/kafka-connect-hackernews

A Kafka Connector to read items from Hacker News and stream it into Kafka. Because why not ¯\_(ツ)_/¯

Primary LanguageJavaDo What The F*ck You Want To Public LicenseWTFPL

kafka-connect-hackernews

A Kafka Connector to read items from Hacker News and stream it into Kafka. Because why not ¯\_(ツ)_/¯

Overview

This source connector reads items (stories, comments, jobs, Ask HNs, polls) from Hacker News via https://github.com/HackerNews/API. Items are read serially starting from initial.start.item (defaults to 1).
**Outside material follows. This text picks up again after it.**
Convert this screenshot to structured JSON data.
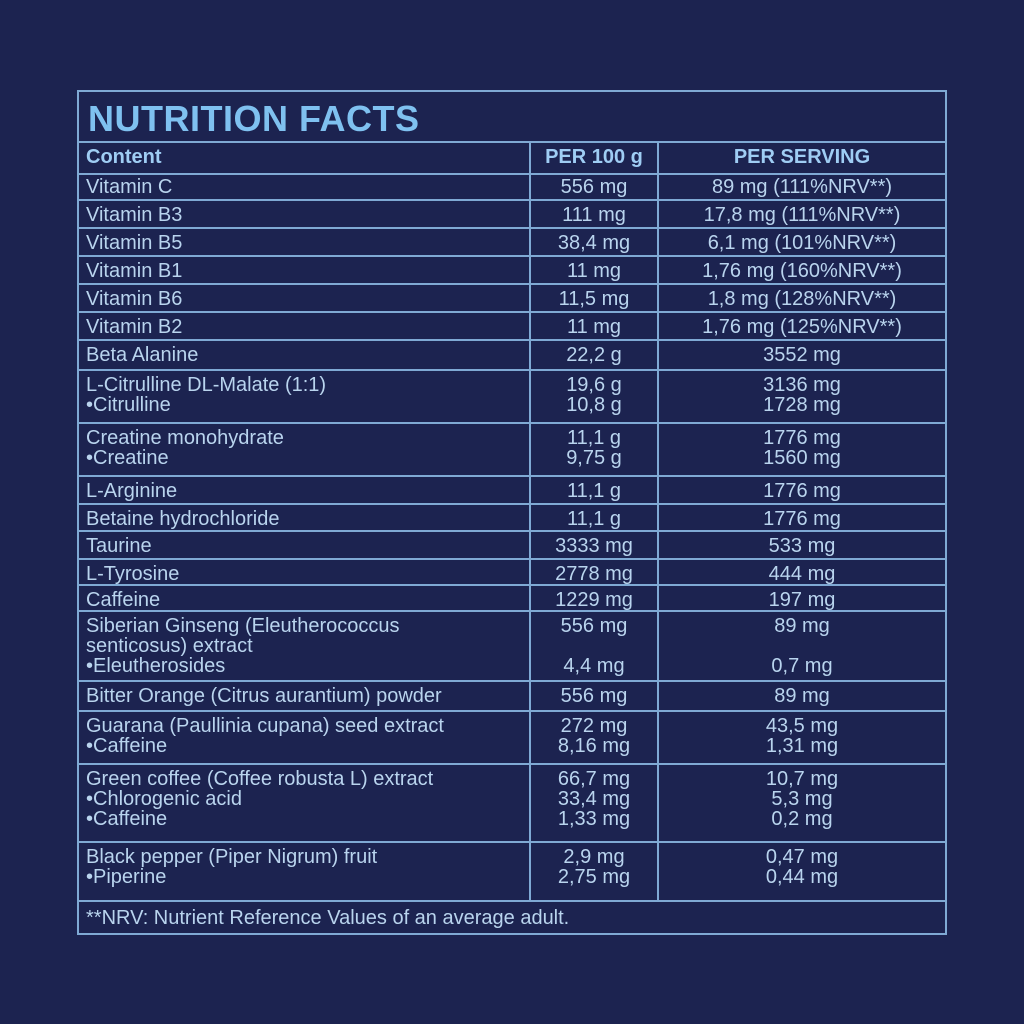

Currently, only a single connector task is supported.

Installation

Run mvn clean package from the repo's root and then copy and unzip the zip archive created in target/components/packages/ to any directory on your Connect worker's plugin path.

Configuration

These are the supported configs :-

Name Description Type Importance
kafka.topic Topic to write to String High
poll.interval.ms Interval between polls (ms) Long High
initial.start.item Hacker News item id to start reading from Long Medium
max.items Maximum number of items to read from Hacker News or less than 1 for unlimited Long Medium

An example config for this connector :-

{
  "name": "HN",
  "connector.class": "com.github.yashmayya.kafka.connect.hackernews.HackerNewsSourceConnector",
  "value.converter": "org.apache.kafka.connect.json.JsonConverter",
  "value.converter.schemas.enable": "false",
  "kafka.topic": "hn-items",
  "poll.interval.ms": "100",
  "initial.start.item": "1"
}

TODO

  • Implement offset tracking and recovery
  • Support dynamic reloading of max item id so that the connector can run forever
  • Add support for schemas